Sağlık hukukundaki en önemli dava türlerinden birisi de hekim hatası nedeniyle, bir diğer adıyla tıbbi malpraktis nedeniyle tazminat davasıdır. Hekimlik doğası gereği riskli bir meslektir. Zira yapılan iş, temel insan haklarından yaşam hakkıyla ilgilidir. Bu nedenle hekimler, mesleklerini icra ederken hastalarının zarar görmemesi için mesleki ve genel hayat tecrübelerine göre kendilerinden beklenen dikkat ve özeni azami şekilde göstermelidir.
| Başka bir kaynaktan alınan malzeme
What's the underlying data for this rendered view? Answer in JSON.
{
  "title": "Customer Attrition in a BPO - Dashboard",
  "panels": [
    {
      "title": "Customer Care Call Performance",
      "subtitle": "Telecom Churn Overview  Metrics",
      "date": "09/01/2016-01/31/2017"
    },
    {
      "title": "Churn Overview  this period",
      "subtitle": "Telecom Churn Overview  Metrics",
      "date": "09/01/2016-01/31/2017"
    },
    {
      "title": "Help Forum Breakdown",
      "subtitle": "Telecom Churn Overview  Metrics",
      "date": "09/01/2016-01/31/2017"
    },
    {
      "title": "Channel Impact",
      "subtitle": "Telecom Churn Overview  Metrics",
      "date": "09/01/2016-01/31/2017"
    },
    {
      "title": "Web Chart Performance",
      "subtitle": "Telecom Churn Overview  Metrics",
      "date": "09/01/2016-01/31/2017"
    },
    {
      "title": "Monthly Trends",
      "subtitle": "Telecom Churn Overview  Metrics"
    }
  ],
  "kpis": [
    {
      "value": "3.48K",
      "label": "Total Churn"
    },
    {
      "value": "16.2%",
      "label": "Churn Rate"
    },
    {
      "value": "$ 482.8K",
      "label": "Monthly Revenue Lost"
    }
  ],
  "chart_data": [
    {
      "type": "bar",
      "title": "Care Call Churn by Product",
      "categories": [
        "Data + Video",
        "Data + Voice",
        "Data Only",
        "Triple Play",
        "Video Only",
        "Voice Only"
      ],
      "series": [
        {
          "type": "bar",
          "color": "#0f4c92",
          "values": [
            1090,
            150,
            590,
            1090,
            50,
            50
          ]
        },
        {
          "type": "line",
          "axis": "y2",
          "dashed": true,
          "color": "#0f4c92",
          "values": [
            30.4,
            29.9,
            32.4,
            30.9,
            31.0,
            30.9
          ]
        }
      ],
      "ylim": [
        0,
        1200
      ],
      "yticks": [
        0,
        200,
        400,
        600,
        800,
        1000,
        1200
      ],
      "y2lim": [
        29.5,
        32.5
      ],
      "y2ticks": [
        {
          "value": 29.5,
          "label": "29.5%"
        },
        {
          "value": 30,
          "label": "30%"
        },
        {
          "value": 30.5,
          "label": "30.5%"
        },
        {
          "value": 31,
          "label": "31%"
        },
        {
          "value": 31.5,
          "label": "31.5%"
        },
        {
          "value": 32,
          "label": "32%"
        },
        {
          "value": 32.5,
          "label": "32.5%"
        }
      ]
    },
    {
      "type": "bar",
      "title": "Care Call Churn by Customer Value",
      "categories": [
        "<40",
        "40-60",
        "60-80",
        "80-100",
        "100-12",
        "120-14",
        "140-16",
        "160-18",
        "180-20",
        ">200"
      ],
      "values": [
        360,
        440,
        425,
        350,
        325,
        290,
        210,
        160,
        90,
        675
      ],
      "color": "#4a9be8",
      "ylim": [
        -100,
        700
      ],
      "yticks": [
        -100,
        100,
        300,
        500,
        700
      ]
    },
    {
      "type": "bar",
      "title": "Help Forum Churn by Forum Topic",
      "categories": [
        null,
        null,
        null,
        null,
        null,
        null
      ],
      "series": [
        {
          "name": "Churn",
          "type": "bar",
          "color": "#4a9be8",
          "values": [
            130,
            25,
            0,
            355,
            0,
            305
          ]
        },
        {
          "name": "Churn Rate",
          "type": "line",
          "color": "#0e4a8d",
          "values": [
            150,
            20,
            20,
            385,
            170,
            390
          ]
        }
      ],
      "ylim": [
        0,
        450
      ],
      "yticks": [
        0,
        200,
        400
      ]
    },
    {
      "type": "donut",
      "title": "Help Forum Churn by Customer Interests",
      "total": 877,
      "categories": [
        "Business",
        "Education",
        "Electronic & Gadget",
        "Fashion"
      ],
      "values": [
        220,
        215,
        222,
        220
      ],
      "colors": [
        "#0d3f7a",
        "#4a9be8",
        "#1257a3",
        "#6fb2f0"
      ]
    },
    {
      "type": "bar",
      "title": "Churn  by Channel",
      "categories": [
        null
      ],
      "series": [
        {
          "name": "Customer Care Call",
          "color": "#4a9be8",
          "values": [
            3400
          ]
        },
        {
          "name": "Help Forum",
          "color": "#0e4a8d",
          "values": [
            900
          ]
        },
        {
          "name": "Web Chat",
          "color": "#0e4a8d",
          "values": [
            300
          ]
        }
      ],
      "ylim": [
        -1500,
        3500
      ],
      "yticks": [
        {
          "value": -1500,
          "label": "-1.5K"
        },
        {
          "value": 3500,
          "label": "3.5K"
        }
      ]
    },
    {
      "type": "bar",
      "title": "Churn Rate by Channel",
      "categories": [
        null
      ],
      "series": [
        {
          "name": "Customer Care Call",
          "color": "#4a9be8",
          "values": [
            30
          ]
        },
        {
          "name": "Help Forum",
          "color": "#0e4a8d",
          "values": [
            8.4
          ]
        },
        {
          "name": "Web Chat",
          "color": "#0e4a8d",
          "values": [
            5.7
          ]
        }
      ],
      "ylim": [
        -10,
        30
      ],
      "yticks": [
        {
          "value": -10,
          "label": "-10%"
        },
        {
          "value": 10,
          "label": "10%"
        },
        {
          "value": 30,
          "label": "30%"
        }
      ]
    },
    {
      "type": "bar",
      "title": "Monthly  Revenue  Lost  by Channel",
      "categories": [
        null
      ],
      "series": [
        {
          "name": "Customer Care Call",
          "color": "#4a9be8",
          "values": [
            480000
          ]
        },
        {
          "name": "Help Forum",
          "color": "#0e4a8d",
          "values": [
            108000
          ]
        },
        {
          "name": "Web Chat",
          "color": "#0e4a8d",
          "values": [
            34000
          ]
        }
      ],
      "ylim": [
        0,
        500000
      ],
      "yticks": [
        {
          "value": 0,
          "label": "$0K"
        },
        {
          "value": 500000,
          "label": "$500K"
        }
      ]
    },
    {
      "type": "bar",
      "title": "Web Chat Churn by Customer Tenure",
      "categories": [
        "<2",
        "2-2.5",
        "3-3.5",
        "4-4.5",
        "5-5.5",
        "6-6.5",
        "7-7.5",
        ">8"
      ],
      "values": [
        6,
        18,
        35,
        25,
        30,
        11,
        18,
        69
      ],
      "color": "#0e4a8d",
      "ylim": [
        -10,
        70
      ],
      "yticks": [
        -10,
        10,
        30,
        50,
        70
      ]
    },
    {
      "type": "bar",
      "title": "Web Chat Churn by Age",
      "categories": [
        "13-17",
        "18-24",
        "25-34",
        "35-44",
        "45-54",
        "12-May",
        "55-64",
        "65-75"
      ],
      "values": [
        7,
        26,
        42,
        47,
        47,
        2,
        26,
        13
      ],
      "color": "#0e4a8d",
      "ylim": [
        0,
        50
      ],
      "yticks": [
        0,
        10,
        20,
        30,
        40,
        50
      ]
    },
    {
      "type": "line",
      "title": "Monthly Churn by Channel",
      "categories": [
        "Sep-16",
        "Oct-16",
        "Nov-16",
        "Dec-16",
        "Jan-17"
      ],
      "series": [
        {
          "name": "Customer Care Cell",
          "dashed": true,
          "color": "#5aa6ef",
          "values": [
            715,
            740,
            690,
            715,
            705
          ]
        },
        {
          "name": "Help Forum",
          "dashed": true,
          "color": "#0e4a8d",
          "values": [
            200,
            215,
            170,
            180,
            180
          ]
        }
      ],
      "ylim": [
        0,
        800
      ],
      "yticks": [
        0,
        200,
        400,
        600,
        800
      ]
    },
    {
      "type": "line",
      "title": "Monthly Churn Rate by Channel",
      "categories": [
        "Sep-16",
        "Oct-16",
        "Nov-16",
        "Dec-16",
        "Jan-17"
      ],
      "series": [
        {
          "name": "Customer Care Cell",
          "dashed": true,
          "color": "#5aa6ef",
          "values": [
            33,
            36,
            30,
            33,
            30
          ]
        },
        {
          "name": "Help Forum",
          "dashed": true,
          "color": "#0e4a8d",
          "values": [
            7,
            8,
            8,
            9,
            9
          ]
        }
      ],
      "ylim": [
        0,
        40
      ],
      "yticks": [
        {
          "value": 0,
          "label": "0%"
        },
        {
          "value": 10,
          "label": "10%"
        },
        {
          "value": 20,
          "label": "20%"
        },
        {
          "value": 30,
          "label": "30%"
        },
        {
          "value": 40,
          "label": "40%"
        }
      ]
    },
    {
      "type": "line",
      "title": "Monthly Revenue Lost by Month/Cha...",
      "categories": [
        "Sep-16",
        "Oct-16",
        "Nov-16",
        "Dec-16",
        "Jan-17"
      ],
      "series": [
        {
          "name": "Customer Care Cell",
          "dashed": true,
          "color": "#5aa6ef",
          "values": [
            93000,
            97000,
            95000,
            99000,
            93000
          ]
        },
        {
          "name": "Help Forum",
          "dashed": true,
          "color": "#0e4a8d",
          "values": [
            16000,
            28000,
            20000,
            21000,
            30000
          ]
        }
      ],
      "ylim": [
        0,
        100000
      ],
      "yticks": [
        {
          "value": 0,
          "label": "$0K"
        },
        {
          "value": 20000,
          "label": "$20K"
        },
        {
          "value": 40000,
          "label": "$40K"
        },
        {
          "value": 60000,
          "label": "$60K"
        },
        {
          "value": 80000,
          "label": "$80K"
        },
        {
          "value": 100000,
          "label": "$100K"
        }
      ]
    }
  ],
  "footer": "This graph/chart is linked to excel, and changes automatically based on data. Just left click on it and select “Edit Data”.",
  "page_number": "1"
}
Tanı teşhis ve tedavide  tereddüt gösteren durumlarda, bu tereddüdü ortadan kaldıracak araştırmalar yapmak ve  koruyucu tedbirler almakla yükümlüdürler. Çeşitli tedavi yöntemleri arasında seçim yaparken, hastanın özelliklerini göz önünde tutmak, onu gereksiz risk altına sokmamak ve en emin yolu tercih etmek zorundadırlar.
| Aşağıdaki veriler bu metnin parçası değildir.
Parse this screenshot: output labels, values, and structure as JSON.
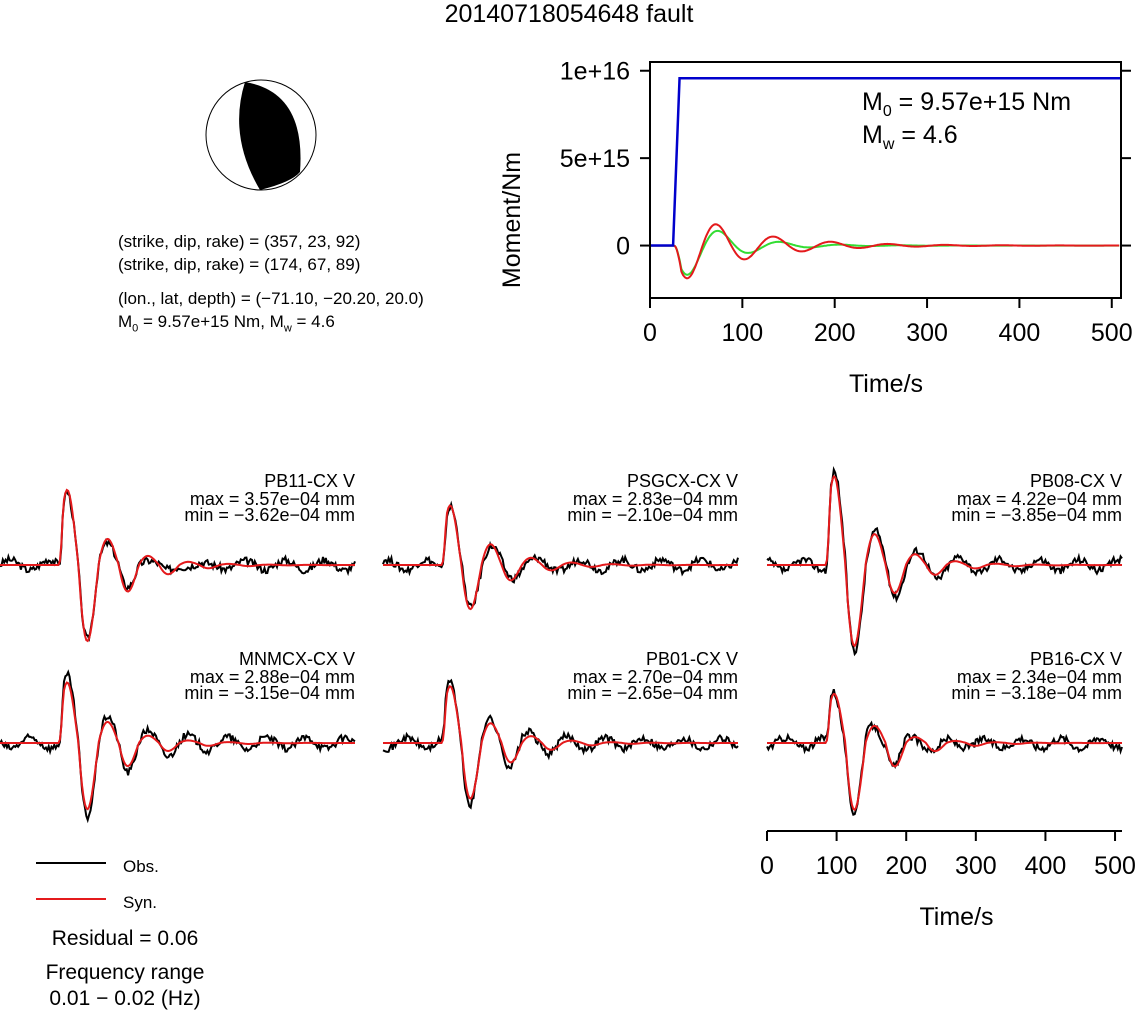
{
  "title": "20140718054648 fault",
  "mechanism": {
    "line1": "(strike, dip, rake) = (357, 23, 92)",
    "line2": "(strike, dip, rake) = (174, 67, 89)",
    "location": "(lon., lat, depth) = (−71.10, −20.20, 20.0)",
    "moment_prefix": "M",
    "moment_sub": "0",
    "moment_rest": " = 9.57e+15 Nm, M",
    "mw_sub": "w",
    "mw_rest": " = 4.6"
  },
  "colors": {
    "observed": "#000000",
    "synthetic": "#e41a1c",
    "moment": "#0000cc",
    "green_trace": "#33dd33",
    "beachball_fill": "#000000"
  },
  "stf_chart": {
    "type": "line",
    "xlabel": "Time/s",
    "ylabel": "Moment/Nm",
    "xlim": [
      0,
      510
    ],
    "ylim": [
      -3000000000000000.0,
      1.05e+16
    ],
    "xticks": [
      0,
      100,
      200,
      300,
      400,
      500
    ],
    "yticks": [
      {
        "value": 1e+16,
        "label": "1e+16"
      },
      {
        "value": 5000000000000000.0,
        "label": "5e+15"
      },
      {
        "value": 0,
        "label": "0"
      }
    ],
    "annotation_m0_prefix": "M",
    "annotation_m0_sub": "0",
    "annotation_m0_rest": " = 9.57e+15 Nm",
    "annotation_mw_prefix": "M",
    "annotation_mw_sub": "w",
    "annotation_mw_rest": " = 4.6",
    "moment_step": {
      "t0": 25,
      "t1": 32,
      "value": 9570000000000000.0
    }
  },
  "stations": [
    {
      "name": "PB11-CX V",
      "max": "max = 3.57e−04 mm",
      "min": "min = −3.62e−04 mm",
      "vmax": 3.57,
      "vmin": -3.62
    },
    {
      "name": "PSGCX-CX V",
      "max": "max = 2.83e−04 mm",
      "min": "min = −2.10e−04 mm",
      "vmax": 2.83,
      "vmin": -2.1
    },
    {
      "name": "PB08-CX V",
      "max": "max = 4.22e−04 mm",
      "min": "min = −3.85e−04 mm",
      "vmax": 4.22,
      "vmin": -3.85
    },
    {
      "name": "MNMCX-CX V",
      "max": "max = 2.88e−04 mm",
      "min": "min = −3.15e−04 mm",
      "vmax": 2.88,
      "vmin": -3.15
    },
    {
      "name": "PB01-CX V",
      "max": "max = 2.70e−04 mm",
      "min": "min = −2.65e−04 mm",
      "vmax": 2.7,
      "vmin": -2.65
    },
    {
      "name": "PB16-CX V",
      "max": "max = 2.34e−04 mm",
      "min": "min = −3.18e−04 mm",
      "vmax": 2.34,
      "vmin": -3.18
    }
  ],
  "wave_axis": {
    "xlabel": "Time/s",
    "xlim": [
      0,
      510
    ],
    "xticks": [
      0,
      100,
      200,
      300,
      400,
      500
    ]
  },
  "legend": {
    "obs": "Obs.",
    "syn": "Syn."
  },
  "residual": "Residual = 0.06",
  "freq_title": "Frequency range",
  "freq_value": "0.01 − 0.02 (Hz)"
}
Hekimlerin mesleki uygulamaları ile ilgili çok sayıda yasal düzenleme bulunmasına karşın, hukukumuzda hekimlerin “hukuki” ve “cezai” sorumluluğunu düzenleyen özel bir düzenleme bulunmamaktadır. Bu nedenle hekimlerin sorumluluğunun belirlenmesinde genel hükümler uygulanmaktadır. Hekimlerin uymakla yükümlü olduğu mesleki ve etik kurallar da genel olarak yasal sorumluluklarının esasını belirler. Bu kapsamda tıbbi uygulama hataları ve malpraktis kavramları önem kazanmaktadır.

Malpraktis (malpraktice), Türk Tabipler Birliği Hekimlik Meslek Etiği Kurallarının Hekimliğin Kötü Uygulanması başlıklı 13. maddesinde, “Bilgisizlik, deneyimsizlik ya da ilgisizlik nedeniyle bir hastanın zarar görmesi “hekimliğin kötü uygulaması” anlamına gelir.” şeklinde tanımlanmıştır. Hekimin bilgisizliği, deneyimsizliği veya ilgisizliği gibi hatasından, ihmalinden veya kusurundan kaynaklanan nedenlerle yanlış tanı ve teşhis, hatalı tedavi, geç müdahale ilaç dozunu gerektiği gibi ayarlamama veya eksik bakım hizmeti neticesinde hastanın zarar görmesi halinde hekimin ve onu çalıştıran özel veya resmi sağlık kuruluşunun hem hukuki hem de cezai sorumluluğu doğar. Bu yazımızda hekimlerin hukuki sorumluluğu yani ortaya çıkan zararı tazmin sorumluluğu üzerinde durulacaktır.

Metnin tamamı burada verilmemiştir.